A temperature increase in the extraction process can be an external force to increase mass transfer as well as increase solubility and diffusion and reduce viscosity. However, compound stability can be affected when high temperatures cause degradation of the compounds. Problems with high viscosity DESs in the extraction process can be solved by increasing the temperature, resulting in increased extraction efficiency (Bubalo et al., 2016; Ozturk et al., 2018; Yuniarti et al., 2019).

The solid-to-liquid ratio represents the ratio between the amount of plant material and the solvent volume in the extraction process. A lower value of the solid-to-liquid ratio means a higher volume of solvent has been added. Increasing the solvent volume can result in increasing extraction yields. However, this must be considered with the efficiency of solvents used (Ozturk et al., 2018).

Conclusion

DESs are promising alternative green solvents that can replace the use of organic solvent for bioactive compound extraction from plants. In consideration of antioxidant activity, tyrosinase inhibitory activity, total anthocyanin and total flavonoid yield, combination of choline chloride as the HBA and propylene glycol as the HBD (molar ratio 1:1) was chosen as the solvent for extraction of I. javanica. Furthermore, we succeeded in optimizing the extraction process to enhance flavonoid compound in extract. The optimum extraction conditions suggested from this study were extraction time of 5 min, temperature of 57 °C, and solid-to-liquid ratio of 1:50 g/mL.

Declarations

Author contribution statement

Nina Dewi Oktaviyanti: Conceived and designed the experiments; Performed the experiments; Analyzed and interpreted the data; Contributed reagents, materials, analysis tools or data; Wrote the paper.

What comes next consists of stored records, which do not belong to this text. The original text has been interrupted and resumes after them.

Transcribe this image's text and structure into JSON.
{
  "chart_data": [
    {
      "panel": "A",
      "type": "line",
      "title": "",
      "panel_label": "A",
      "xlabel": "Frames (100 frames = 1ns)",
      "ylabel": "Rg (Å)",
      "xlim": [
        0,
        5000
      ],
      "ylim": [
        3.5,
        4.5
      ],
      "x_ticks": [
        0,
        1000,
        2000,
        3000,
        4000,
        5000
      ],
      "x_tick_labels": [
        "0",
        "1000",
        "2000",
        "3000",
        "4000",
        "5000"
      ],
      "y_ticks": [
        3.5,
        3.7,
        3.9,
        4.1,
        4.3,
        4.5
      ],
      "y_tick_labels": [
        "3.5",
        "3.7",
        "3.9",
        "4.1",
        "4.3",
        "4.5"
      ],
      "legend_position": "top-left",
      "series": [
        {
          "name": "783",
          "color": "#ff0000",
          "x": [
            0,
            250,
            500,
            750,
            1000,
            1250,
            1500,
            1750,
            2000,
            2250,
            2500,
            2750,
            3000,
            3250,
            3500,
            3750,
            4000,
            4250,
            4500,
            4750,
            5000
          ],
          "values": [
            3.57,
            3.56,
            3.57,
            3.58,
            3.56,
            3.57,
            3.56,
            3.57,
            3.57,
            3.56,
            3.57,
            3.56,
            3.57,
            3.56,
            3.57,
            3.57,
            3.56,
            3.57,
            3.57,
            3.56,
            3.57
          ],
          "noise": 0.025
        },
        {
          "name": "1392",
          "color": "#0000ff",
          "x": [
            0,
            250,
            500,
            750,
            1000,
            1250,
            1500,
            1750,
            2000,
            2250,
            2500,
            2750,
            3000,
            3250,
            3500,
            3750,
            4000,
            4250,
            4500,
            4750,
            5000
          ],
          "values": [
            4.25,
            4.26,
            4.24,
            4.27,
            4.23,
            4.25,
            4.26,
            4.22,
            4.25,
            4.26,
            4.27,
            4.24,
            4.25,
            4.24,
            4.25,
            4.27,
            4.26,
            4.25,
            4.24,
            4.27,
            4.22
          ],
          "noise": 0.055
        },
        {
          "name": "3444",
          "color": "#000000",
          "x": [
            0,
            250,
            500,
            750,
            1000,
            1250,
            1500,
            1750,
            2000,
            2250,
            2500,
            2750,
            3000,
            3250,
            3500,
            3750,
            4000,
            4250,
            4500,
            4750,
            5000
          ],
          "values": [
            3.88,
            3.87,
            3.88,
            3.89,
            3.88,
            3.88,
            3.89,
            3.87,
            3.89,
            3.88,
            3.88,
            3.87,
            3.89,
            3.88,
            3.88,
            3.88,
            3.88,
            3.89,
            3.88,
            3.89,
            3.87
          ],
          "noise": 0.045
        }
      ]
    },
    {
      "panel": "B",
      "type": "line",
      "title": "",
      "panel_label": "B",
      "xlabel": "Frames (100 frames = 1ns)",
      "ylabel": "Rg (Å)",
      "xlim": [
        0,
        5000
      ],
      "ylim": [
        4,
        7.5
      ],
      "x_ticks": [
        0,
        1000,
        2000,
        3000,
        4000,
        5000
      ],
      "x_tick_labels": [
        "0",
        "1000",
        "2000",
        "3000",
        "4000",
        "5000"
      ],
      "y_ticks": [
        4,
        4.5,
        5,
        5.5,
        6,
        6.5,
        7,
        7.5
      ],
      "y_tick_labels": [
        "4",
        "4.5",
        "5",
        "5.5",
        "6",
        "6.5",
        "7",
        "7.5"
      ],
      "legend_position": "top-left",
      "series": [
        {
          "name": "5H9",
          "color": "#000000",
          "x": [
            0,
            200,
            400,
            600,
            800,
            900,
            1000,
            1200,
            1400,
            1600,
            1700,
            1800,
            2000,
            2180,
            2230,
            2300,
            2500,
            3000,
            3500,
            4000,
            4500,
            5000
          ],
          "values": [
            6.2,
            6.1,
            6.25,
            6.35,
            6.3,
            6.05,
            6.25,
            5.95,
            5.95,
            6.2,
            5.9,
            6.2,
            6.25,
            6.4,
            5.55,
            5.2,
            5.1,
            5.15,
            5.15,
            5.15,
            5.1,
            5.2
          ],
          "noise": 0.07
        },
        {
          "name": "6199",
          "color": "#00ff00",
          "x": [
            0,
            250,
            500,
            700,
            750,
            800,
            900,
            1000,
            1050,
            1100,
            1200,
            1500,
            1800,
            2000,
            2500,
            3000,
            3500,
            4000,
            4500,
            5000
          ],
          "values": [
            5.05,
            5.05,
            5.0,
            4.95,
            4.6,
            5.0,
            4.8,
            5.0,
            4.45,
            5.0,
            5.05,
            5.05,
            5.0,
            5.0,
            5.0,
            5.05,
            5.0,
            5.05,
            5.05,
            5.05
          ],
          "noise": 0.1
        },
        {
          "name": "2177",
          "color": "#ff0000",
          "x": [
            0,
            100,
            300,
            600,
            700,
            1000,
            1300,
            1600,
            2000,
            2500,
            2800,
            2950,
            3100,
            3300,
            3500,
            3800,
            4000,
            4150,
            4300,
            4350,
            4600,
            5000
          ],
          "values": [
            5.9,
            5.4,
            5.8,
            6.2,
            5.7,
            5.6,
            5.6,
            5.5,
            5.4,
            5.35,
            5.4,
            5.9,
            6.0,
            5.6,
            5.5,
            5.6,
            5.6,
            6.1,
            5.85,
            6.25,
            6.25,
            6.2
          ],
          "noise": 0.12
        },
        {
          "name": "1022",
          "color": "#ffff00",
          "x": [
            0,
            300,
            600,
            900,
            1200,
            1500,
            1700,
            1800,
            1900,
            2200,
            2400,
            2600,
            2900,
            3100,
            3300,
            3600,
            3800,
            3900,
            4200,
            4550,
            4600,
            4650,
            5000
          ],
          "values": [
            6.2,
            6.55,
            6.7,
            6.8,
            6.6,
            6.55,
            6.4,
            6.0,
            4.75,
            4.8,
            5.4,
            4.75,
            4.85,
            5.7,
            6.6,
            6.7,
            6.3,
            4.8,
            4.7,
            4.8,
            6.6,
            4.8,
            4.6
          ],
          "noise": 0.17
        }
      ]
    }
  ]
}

Kartini: Conceived and designed the experiments; Contributed reagents, materials, analysis tools or data; Wrote the paper.

Abdul Munim: Conceived and designed the experiments; Analyzed and interpreted the data; Contributed reagents, materials, analysis tools or data; Wrote the paper.

Funding statement

This work was supported by the Directorate of Research and Community Engagement, Universitas Indonesia, Indonesia for Q1Q2 2019 scheme funding support. Nina Dewi Oktaviyanti was supported by the Universitas Surabaya, Indonesia PhD program scholarship.

Competing interest statement

The authors declare no conflict of interest.

Additional information

No additional information is available for this paper.